Meat Equivalent for Vegetarians
Meat Equivalent for Vegetarians
By Dr K. C. Kanwar
The Tribune, Chandigarh, India
Wednesday, November 25, 1998
PULSES, also termed legumes or beans, are podded seeds of leguminous plants. Beans is a collective term applied to the tender edible pods as well as used for the seeds of various such plants. Many varieties of beans are grown exclusively for their tender pods to be used as green vegetable, e.g., the French beans, string beans and “lobia”. These are profitably grown only in places where the growing season is long enough to permit repeated pickings. Otherwise, beans are cultivated for their fully grown seeds which are either used fresh (green peas) or dried (e.g. dried peas, Bengal grams, chickpeas, navy and lima beans, varied lentils and pulses).

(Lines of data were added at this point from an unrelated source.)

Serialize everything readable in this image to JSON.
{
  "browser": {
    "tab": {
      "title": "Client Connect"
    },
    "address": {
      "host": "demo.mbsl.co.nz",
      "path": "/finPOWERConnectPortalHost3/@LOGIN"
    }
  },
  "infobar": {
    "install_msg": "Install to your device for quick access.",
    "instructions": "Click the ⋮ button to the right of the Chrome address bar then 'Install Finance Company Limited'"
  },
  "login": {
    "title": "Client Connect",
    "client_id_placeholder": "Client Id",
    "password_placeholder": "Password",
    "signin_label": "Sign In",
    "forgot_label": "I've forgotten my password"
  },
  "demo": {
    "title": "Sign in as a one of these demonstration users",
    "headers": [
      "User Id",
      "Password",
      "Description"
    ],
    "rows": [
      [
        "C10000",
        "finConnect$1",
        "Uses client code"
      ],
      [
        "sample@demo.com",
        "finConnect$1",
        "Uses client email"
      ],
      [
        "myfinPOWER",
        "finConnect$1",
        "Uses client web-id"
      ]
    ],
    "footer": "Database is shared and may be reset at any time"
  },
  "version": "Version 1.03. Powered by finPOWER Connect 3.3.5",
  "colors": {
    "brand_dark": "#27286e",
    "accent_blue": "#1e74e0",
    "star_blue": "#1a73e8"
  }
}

There are approximately 2000 known legume plants that produce the edible seeds variedly known as beans, lentils, pulses, grams etc. Many a time these terms are used synonymously. Dried beans display a bewildering variety of colours – from uniformly dark-brown, green, creamy-white or inky-blacks to varyingly stippled and speckled with fast colours. Pulses (the Indian equivalent – dal) also known as grain legumes , belong to the genus Phaseolus and are grown as field crops. The major pulses grown the world over comprise the field peas, chickpeas, fabia beans, lentils, lupins and perhaps many more.
In India the most common pulses are moong, urad, masoor, rajmah, lobia and rongi, which are consumed either as whole, split, dehusked and in certain cases even in powdered form such as besan. Many pulses, when appropriately processed, make the choicest snacks. Pulses can be profitably fractionated into three components viz. fibre, starch, proteins and these can be added at will to fortify many of the processed food products. The use of pulses as snacks and high-protein food or in pasta has a lot of scope to flourish.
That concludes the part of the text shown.